O desvio de função ocorre quando o trabalhador passa a exercer, no lugar da função original, uma função diferente (geralmente superior). O acúmulo de função acontece quando ele continua exercendo sua função original e, além dela, passa a acumular tarefas de outra função, sem o devido ajuste salarial.
Posso pedir equiparação salarial mesmo sem ter o mesmo título de cargo do colega?
O que importa para a equiparação salarial não é o título formal do cargo, mas sim a função efetivamente exercida. Se as atividades forem substancialmente as mesmas, com a mesma produtividade e perfeição técnica, pode haver direito à equiparação, conforme previsto no art. 461 da CLT e detalhado pela Súmula 6 do TST.
A empresa pode calcular minha rescisão pelo cargo antigo mesmo eu exercendo outra função há meses?
Esse é justamente um dos pontos mais discutidos nesse tipo de caso. Quando existem provas de que a função exercida era diferente da registrada, é possível questionar o cálculo das verbas rescisórias, buscando que elas reflitam a remuneração que seria devida pela função de fato exercida.
Até quando posso reclamar sobre desvio de função depois de sair da empresa?
Existem prazos legais (prescricionais) para buscar esse tipo de direito na Justiça do Trabalho, e eles variam conforme o tempo de afastamento e o período em que ocorreram as diferenças. Por isso, é recomendável não deixar para buscar orientação muito tempo depois do desligamento.
Preciso ter todas as provas guardadas antes de procurar um advogado?

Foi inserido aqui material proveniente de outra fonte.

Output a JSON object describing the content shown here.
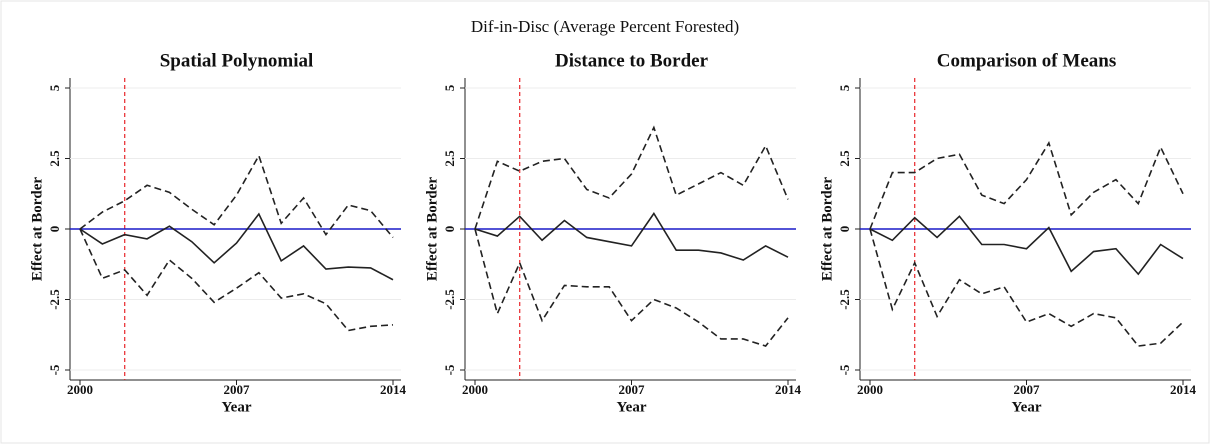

Não necessariamente. É recomendável reunir o máximo de documentos e evidências possível, mas um profissional especializado pode orientar sobre quais provas ainda podem ser buscadas, inclusive por meio de testemunhas ou de documentos que a própria empresa é obrigada a apresentar.
Considerações finais
Situações de desvio de função e acúmulo de função costumam se desenvolver de forma silenciosa, quase natural, dentro das empresas. Muitas vezes o próprio trabalhador só percebe a dimensão do problema no momento da demissão, quando vê que o cálculo das verbas rescisórias não faz jus a tudo o que ele efetivamente entregou durante o contrato. Entender seus direitos, guardar documentos ao longo da relação de trabalho e ficar atento a promessas de “ajuste futuro” que nunca se concretizam são passos importantes para não sair no prejuízo.
Se você identificou situações parecidas com as descritas neste artigo, o ideal é procurar orientação jurídica especializada para avaliar o seu caso específico. Cada situação tem particularidades próprias, envolvendo tempo de serviço, tipo de prova disponível e histórico da relação de trabalho, e apenas uma análise individualizada pode indicar quais medidas fazem sentido para a sua realidade.